Premièrement Dôgen Zenji prêche l’acte de donner : faire un don gratuit et dénué de dualisme entre le donateur et le donataire, entre l’Enseignement et la richesse matérielle, entre l’esprit et la matière. Autrement dit, le don est la manifestation de la générosité, de la charité, de l’altruisme – qui sont l’expression de la bienveillance et de la compassion. Le partage de l’Eveil est la forme la plus élevée du don, voilà ce que nous dit Dôgen Zenji. 
Dans l’accompagnement des mourants, celui qui tient la main de celui qui part lui fait don de sa foi, de sa raison, de son avance dans l’apprentissage de l’Eveil, de sa paix intérieure. En retour, celui qui part et dont la main est tenue fait don de sa souffrance, de ses peurs, de ses peines et il nous présente la vérité de notre propre agonie future.
L’exemple qu’il nous donne est son don ultime. Il faut le chérir comme le plus précieux des cadeaux.
" Parler avec amour 
c'est d'abord parler avec franchise 
dans la compassion. "
La deuxième attitude pour aider les autres est celle de « parler avec amour » (aigo). Ici, il ne s’agit évidemment pas seulement de paroles aimables et pas non plus de « petits mots d’amour ».  Mais comme le dit Dôgen Zenji : « Parler avec amour (aigo) signifie que quand vous rencontrez des êtres vivants, votre première pensée est celle de compassion et que vous leur parlez avec des paroles pleines de considération et d’affection. » Et il nous dit, – écoutez comme c’est beau ! : « Parlez en gardant à l’esprit cette pensée que le Bouddha prend soin des êtres avec tendresse comme s’il tenait des bébés dans ses bras. (…) Et il ajoute : plus vous prendrez plaisir à parler avec amour, plus vous multiplierez ces paroles aimantes. » Si l’on suit Dôgen Zenji : quand on est face à celui qui va mourir ou qui souffre dans l’angoisse et dans la panique, parler avec amour c’est d’abord parler avec franchise dans la compassion. Et fort de cela, c’est avec amour que le maître Zen Ikkyû répondit ceci à un mourant qui s’inquiétait de sa fin proche : « Oui, vous allez mourir ! Moi aussi je vais mourir. Les autres aussi vont mourir. » Cette déclaration dans une telle circonstance émanait d’une grande compréhension de la souffrance humaine. C’est pourquoi, Dôgen Zenji présente plus loin la vertu d’empathie (dôji).

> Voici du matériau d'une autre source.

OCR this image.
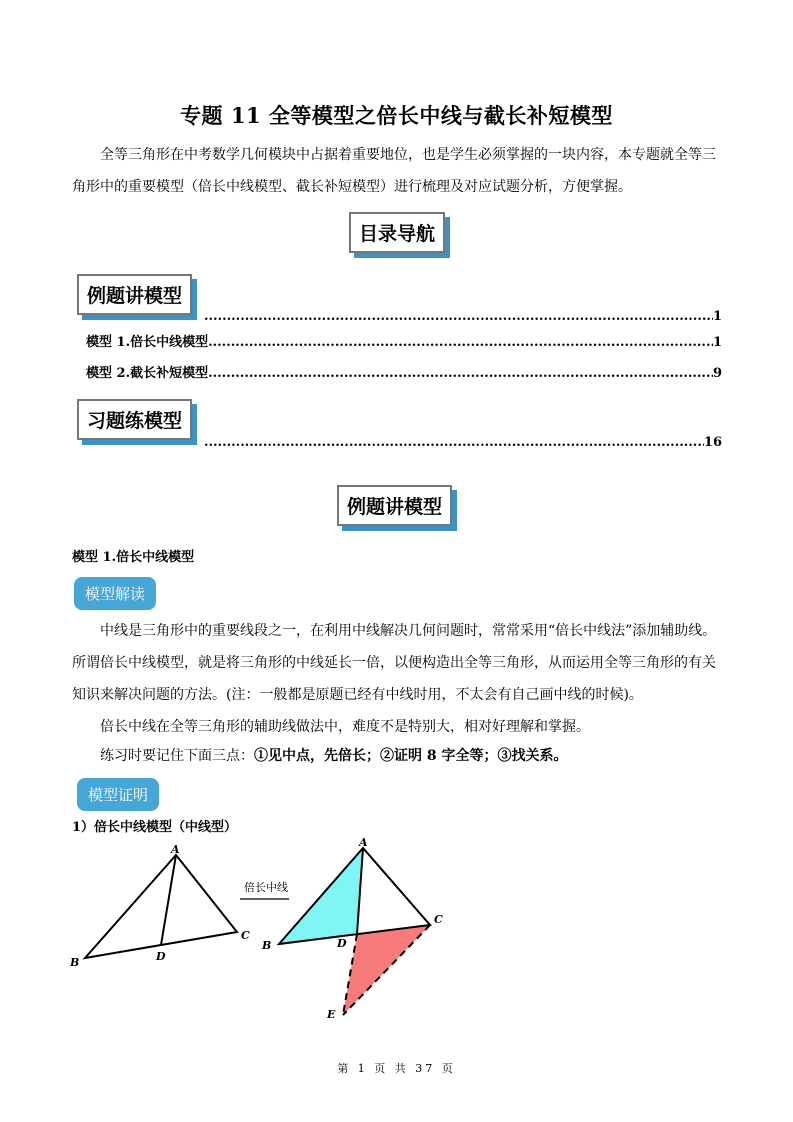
专题 11 全等模型之倍长中线与截长补短模型
全等三角形在中考数学几何模块中占据着重要地位，也是学生必须掌握的一块内容，本专题就全等三角形中的重要模型（倍长中线模型、截长补短模型）进行梳理及对应试题分析，方便掌握。
目录导航
例题讲模型
.....
1
模型 1.倍长中线模型 .....	1
模型 2.截长补短模型 .....	9
习题练模型
.....
16
例题讲模型
模型 1.倍长中线模型
模型解读
中线是三角形中的重要线段之一，在利用中线解决几何问题时，常常采用“倍长中线法”添加辅助线。所谓倍长中线模型，就是将三角形的中线延长一倍，以便构造出全等三角形，从而运用全等三角形的有关知识来解决问题的方法。(注：一般都是原题已经有中线时用，不太会有自己画中线的时候)。
倍长中线在全等三角形的辅助线做法中，难度不是特别大，相对好理解和掌握。
练习时要记住下面三点：①见中点，先倍长；②证明 8 字全等；③找关系。
模型证明
1）倍长中线模型（中线型）
A
B
C
D
倍长中线
A
B
C
D
E
第 1 页 共 37 页
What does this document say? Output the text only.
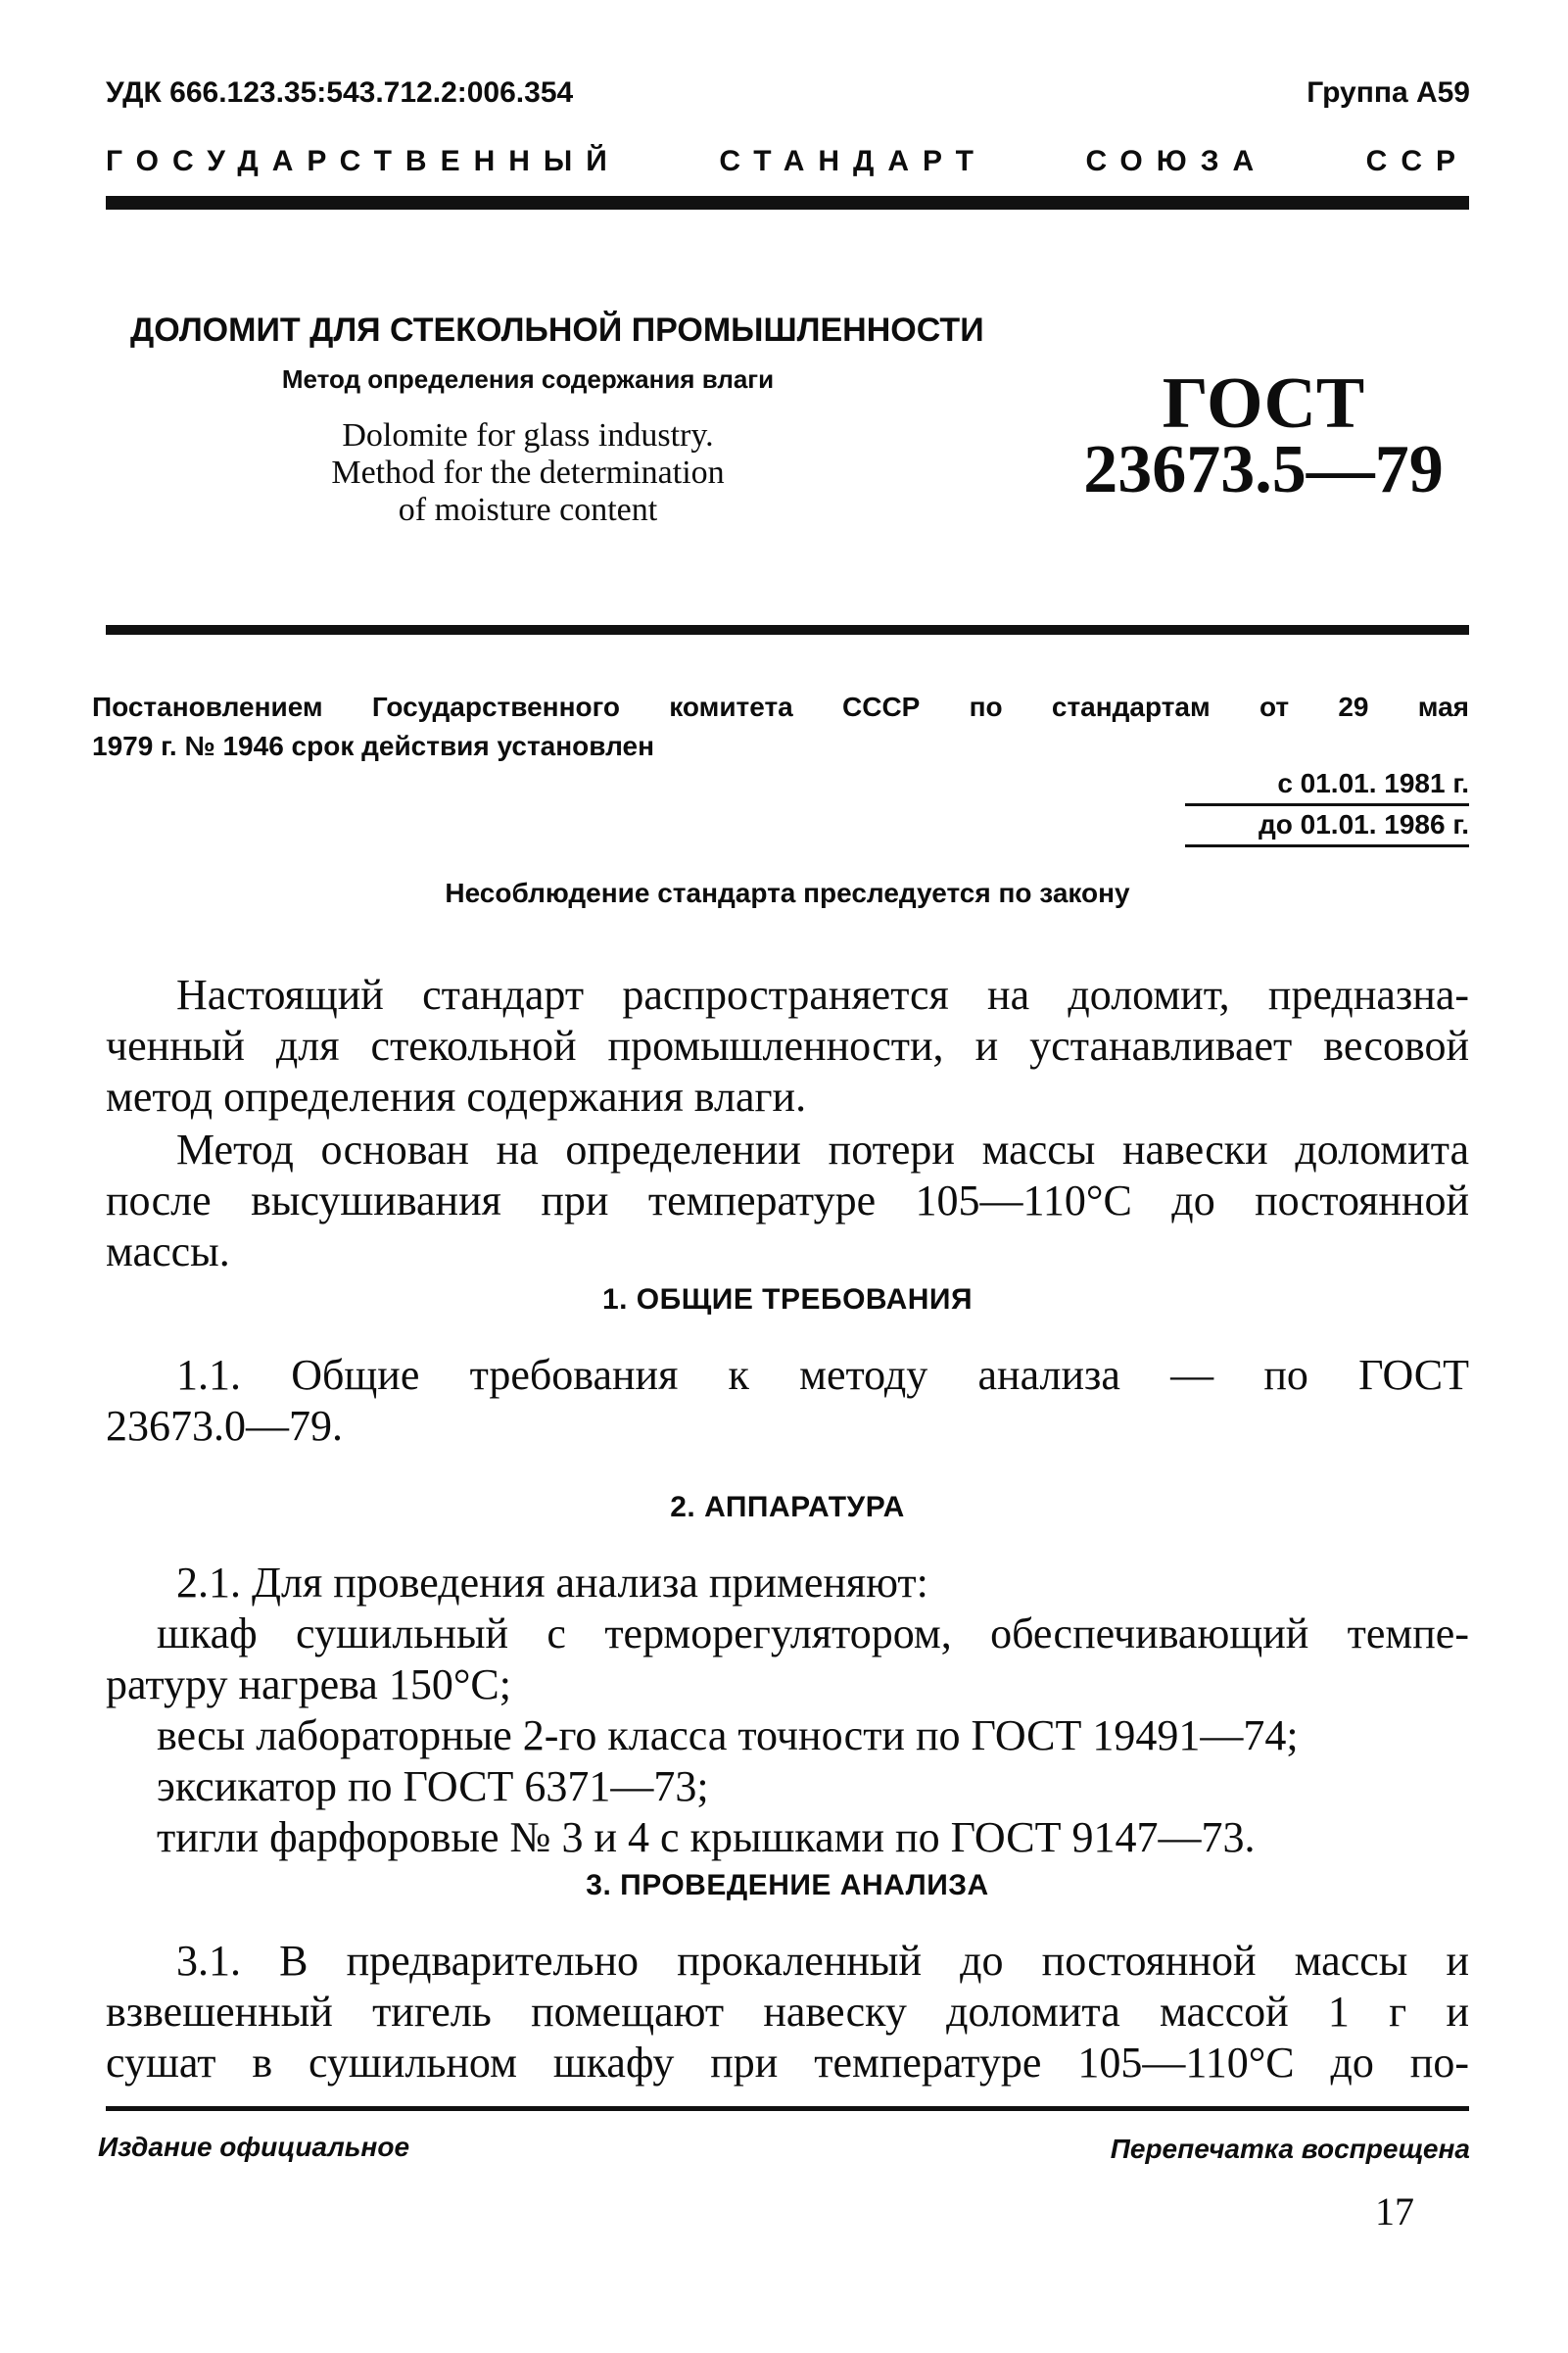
УДК 666.123.35:543.712.2:006.354	Группа А59
ГОСУДАРСТВЕННЫЙ СТАНДАРТ СОЮЗА ССР
ДОЛОМИТ ДЛЯ СТЕКОЛЬНОЙ ПРОМЫШЛЕННОСТИ
Метод определения содержания влаги
Dolomite for glass industry.
Method for the determination
of moisture content
ГОСТ
23673.5—79
Постановлением Государственного комитета СССР по стандартам от 29 мая
1979 г. № 1946 срок действия установлен
с 01.01. 1981 г.
до 01.01. 1986 г.
Несоблюдение стандарта преследуется по закону
Настоящий стандарт распространяется на доломит, предназна-
ченный для стекольной промышленности, и устанавливает весовой
метод определения содержания влаги.
Метод основан на определении потери массы навески доломита
после высушивания при температуре 105—110°С до постоянной
массы.
1. ОБЩИЕ ТРЕБОВАНИЯ
1.1. Общие требования к методу анализа — по ГОСТ
23673.0—79.
2. АППАРАТУРА
2.1. Для проведения анализа применяют:
шкаф сушильный с терморегулятором, обеспечивающий темпе-
ратуру нагрева 150°С;
весы лабораторные 2-го класса точности по ГОСТ 19491—74;
эксикатор по ГОСТ 6371—73;
тигли фарфоровые № 3 и 4 с крышками по ГОСТ 9147—73.
3. ПРОВЕДЕНИЕ АНАЛИЗА
3.1. В предварительно прокаленный до постоянной массы и
взвешенный тигель помещают навеску доломита массой 1 г и
сушат в сушильном шкафу при температуре 105—110°С до по-
Издание официальное	Перепечатка воспрещена
17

" Agir pour le bien d'autrui, 
c'est le faire sans attendre de retour. "
La troisième attitude de l’aspirant à l’Eveil qui aide autrui à traverser sur l’autre rive est celle « d’agir pour le profit de tous les êtres » (rigyô). 

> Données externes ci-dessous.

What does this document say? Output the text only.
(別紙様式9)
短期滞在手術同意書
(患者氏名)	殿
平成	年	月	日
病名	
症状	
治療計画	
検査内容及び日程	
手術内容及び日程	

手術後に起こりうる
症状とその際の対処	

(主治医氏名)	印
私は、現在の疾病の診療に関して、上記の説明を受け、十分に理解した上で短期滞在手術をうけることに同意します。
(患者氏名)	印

Dôgen Zenji nous dit : « Agir pour le bien de tous les êtres signifie que vous mettez tout en œuvre pour que tous les êtres, supérieurs ou inférieurs, profitent de vos attentions. (…) N’attendez pas de retour de faveur pour avoir, par exemple, soulagé une tortue dans l’embarras ou pour avoir soigné un oiseau blessé, mais soyez toujours poussé uniquement par votre envie d’aider autrui. (…) La pratique qui consiste à agir pour le bénéfice d’autrui appartient à la vérité absolue. ­– C'est-à-dire qu’on ne peut pas y échapper. – Elle profite donc et aux autres et à vous, à l’infini et dans l’éternité. »
" En empathie, 
nous-mêmes et autrui sommes alors 
une seule et indivisible ainséité. "
La quatrième expression de compassion d’un aspirant à l’Eveil est la vertu d’empathie (dôji). 
Empathie signifie identification à l’autre, unicité avec autrui. « Unicité » est important ! 
Dôgen Zenji ne pouvait pas choisir plus grand exemple quand il nous dit : « Le Tel-quel Advenu (Tathagata) est né dans le monde des hommes et il a vécu une vie humaine. » Ceci est le plus grand et le plus bel exemple d’empathie possible d’un bouddha. Et Maître Dôgen nous explique: « Quand nous rendons réelle l’empathie avec les autres, nous-mêmes et autrui sommes alors une seule et indivisible ainséité. » (…) Et il ajoute : « Il y a en cela la vérité suivante : quand le soi a assimilé autrui en lui, le soi à son tour est assimilé par autrui. » Alors en ce qui nous concerne : quand une personne est face à son tout dernier moment nous pouvons alors partager notre vie et notre mort avec elle. C’est cela l’empathie. 
Ici, nous ne parlons pas de « ressentir » de l’empathie. Il s’agit de « rendre réelle » votre empathie dans ce que vous faites ou dites réellement. La pratique du bouddhisme ce n’est rien d’autre que rendre réelles les vertus humaines ! C’est très simple ! 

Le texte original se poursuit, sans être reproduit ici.